Mathieu Flonneau et Jean-Pierre Orfeuil présentent leurs notes : Vive l’automobilisme ! (1) Les conditions d’une mobilité conviviale et Vive l’automobilisme ! (2) Pourquoi il faut défendre la route

  • il y a 9 ans
Depuis plus d’un quart de siècle, le prêt-à-penser politique a rangé du côté
du bien les transports collectifs et les transports ferrés, et du côté du mal
la route, la voiture et les poids lourds. La route reste pourtant le support
ultramajoritaire des flux de personnes et de marchandises, et est aussi
aujourd’hui le berceau des mobilités collaboratives qui joueront un rôle
essentiel dans la mobilité de demain. Cette contradiction pose un problème
à ceux qui se reconnaissent dans les valeurs de la République et de la
démocratie : comment nos élites ont-elles pu s’enfoncer dans un tel déni de
réalité et s’éloigner à ce point du concret de la vie de nos concitoyens ?

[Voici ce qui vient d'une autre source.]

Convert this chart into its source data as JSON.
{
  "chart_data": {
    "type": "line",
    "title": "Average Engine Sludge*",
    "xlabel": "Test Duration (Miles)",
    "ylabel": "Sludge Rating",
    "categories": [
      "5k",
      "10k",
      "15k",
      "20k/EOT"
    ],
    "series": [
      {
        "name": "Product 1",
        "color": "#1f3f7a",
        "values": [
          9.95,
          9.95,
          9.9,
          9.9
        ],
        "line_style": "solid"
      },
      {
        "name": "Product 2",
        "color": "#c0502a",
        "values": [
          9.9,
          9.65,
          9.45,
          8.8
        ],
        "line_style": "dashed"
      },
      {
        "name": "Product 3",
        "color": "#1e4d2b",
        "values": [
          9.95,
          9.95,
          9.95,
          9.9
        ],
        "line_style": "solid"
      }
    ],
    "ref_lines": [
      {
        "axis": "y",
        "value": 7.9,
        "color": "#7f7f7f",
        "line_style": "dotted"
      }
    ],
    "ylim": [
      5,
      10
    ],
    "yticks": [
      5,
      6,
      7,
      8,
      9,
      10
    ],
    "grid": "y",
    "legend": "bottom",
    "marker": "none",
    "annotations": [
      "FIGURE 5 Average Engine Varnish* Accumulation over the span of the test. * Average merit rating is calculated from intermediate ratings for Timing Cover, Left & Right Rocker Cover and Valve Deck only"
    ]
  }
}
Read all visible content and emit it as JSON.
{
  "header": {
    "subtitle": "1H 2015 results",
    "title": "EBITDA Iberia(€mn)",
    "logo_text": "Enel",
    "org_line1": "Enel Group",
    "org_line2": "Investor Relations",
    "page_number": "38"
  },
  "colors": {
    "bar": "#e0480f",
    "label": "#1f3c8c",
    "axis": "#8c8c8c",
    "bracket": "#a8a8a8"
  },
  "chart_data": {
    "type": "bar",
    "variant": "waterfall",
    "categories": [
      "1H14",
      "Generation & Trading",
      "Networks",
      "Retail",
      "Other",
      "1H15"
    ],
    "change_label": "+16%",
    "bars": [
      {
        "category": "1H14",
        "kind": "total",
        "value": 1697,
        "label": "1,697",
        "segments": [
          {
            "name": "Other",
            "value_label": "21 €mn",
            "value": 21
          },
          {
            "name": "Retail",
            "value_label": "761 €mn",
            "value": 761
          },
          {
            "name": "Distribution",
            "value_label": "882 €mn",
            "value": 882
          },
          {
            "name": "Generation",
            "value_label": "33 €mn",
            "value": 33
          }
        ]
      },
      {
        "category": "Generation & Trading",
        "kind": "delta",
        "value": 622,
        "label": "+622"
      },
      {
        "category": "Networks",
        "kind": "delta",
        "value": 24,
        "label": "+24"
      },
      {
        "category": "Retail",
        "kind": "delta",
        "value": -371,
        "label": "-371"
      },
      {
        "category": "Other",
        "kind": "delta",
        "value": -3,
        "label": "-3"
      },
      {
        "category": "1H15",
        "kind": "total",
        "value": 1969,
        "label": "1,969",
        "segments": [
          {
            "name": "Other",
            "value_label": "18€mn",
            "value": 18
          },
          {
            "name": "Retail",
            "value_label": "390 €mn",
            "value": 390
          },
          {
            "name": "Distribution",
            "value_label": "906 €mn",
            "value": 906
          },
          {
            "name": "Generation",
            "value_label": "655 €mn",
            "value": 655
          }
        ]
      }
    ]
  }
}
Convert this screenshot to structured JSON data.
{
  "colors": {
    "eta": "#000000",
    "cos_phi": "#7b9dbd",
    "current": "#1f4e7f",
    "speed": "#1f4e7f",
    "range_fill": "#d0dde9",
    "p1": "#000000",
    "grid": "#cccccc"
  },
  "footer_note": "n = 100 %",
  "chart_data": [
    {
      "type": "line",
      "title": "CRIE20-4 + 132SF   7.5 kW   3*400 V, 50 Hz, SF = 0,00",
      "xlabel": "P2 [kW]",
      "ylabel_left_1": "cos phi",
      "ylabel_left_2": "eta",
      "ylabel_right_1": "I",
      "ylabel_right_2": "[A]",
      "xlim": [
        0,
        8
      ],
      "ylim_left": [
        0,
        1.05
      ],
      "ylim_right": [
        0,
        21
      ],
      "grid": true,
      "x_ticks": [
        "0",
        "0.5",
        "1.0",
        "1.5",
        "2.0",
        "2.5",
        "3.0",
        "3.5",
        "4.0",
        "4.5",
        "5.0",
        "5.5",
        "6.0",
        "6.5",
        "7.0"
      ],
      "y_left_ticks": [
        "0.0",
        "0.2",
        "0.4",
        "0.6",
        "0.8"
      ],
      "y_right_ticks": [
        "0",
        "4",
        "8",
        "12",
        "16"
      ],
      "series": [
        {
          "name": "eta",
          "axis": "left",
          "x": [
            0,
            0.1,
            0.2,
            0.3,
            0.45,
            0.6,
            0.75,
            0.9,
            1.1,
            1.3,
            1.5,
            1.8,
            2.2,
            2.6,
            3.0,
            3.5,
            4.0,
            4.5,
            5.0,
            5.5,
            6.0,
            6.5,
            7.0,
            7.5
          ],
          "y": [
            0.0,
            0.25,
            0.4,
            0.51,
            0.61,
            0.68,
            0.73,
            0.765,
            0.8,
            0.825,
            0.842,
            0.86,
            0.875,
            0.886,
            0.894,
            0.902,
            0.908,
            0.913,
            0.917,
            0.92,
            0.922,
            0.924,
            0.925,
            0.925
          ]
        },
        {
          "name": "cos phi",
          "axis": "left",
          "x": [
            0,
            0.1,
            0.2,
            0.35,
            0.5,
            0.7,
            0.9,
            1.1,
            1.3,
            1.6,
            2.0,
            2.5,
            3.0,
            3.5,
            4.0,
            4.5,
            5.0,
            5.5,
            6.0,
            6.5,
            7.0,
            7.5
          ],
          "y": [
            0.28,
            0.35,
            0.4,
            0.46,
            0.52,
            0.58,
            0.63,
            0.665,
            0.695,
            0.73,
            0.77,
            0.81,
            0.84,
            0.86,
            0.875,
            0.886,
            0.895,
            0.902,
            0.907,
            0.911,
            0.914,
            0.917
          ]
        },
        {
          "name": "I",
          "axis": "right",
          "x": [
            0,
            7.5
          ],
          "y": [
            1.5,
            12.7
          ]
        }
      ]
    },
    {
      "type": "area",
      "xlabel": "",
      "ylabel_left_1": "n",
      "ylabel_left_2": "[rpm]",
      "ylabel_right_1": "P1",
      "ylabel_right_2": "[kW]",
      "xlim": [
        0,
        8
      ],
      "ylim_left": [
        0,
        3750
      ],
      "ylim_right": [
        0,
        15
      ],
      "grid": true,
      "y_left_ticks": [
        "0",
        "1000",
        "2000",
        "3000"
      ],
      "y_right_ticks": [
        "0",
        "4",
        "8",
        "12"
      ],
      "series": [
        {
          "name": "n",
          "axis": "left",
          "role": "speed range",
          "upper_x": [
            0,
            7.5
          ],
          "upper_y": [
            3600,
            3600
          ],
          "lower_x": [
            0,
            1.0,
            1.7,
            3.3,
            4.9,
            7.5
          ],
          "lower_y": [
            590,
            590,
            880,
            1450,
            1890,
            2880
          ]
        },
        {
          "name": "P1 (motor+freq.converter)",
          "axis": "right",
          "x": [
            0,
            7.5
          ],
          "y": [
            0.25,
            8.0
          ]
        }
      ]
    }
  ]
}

À l’heure de la montée des populismes, notamment dans les territoires situés
à l’écart des métropoles où l’automobile est incontournable, et au moment
où la crise grecque démontre qu’un endettement excessif ne peut déboucher
que sur une perte de souveraineté humiliante, il est urgent de refonder
l’action publique en matière de mobilité en donnant la priorité aux réalités
économiques, sociales et environnementales sur les fantasmes.
Les auteurs de ces notes n’ont pas la prétention de dire ce qu’il faut faire,
mais de proposer une boîte à outils pour sortir des illusions en confrontant
les croyances en cours aux faits et aux comportements des citoyens, et
décider en toute connaissance de cause. Face à des citoyens de mieux en
mieux formés et informés, il est en effet suicidaire de s’accrocher à des
mythes, en continuant à entretenir des confusions, par exemple entre services
publics de mobilité et service au public en matière de mobilité, ou encore en
produisant des récits du futur qui ne pourront qu’être démentis, comme
celui qui voudrait que la transition énergétique passe par l’envoi au cimetière
des éléphants de la route et des véhicules dinosaures qui l’empruntent.
Tous les moyens de déplacements ont des vices et des vertus. Tous ne sont
pas adaptés aux différents territoires de la République. La route est certes
une infrastructure, mais elle est aussi et surtout un réseau social au service
de la mobilité de la très grande majorité des citoyens et de la plupart des
échanges économiques. Elle a su s’adapter à des enjeux très divers depuis
des millénaires, elle pourra le faire encore demain, pour peu qu’on élabore
une pédagogie renouvelée, persévérante, équilibrée et régulée de la transition
écologique appliquée à la mobilité.
Repenser et réhabiliter la route, reconnaître son rôle essentiel aujourd’hui
et demain, accompagner sa montée en qualité, mettre fin à un tabou routier
d’autant plus absurde qu’on demande toujours plus de mobilité aux gens
constituent des pas nécessaires si l’on veut contribuer à enrayer les dérives
populistes. Il ne sera évidemment pas suffisant, tant ces dérives s’alimentent
aussi à d’autres sources. Espérons que la démarche de sortie des illusions par
la porte républicaine sera proposée par d’autres dans d’autres domaines.

Ces notes ont été écrites par Mathieu Flonneau et Jean-Pierre Orfeuil. Mathieu Flonneau est maître de conférences en histoire contemporaine à l’université Paris-I Panthéon-Sorbonne et à Sciences Po, chercheur à l’IRICE-CRHI, UMR 8138, universités Paris-I et Paris-IV, axe 1 du LabEx EHNE, et président du groupe de recherche Passé Présent Mobilité (P2M). Jean-Pierre Orfeuil est professeur émérite à l’École d’urbanisme de Paris (université Paris-Est), chercheur à l’Institut national de recherche sur les transports et leur sécurité (Inrets), devenu Institut français des sciences et technologies des transports de l’aménagement et des réseaux (Ifsttar), collaborateur de l’Institut pour la ville en mouvement depuis sa fondation, et spécialiste des mobilités et de leurs transformations, et des enjeux économiques, sociaux, environnementaux et urbains correspondants.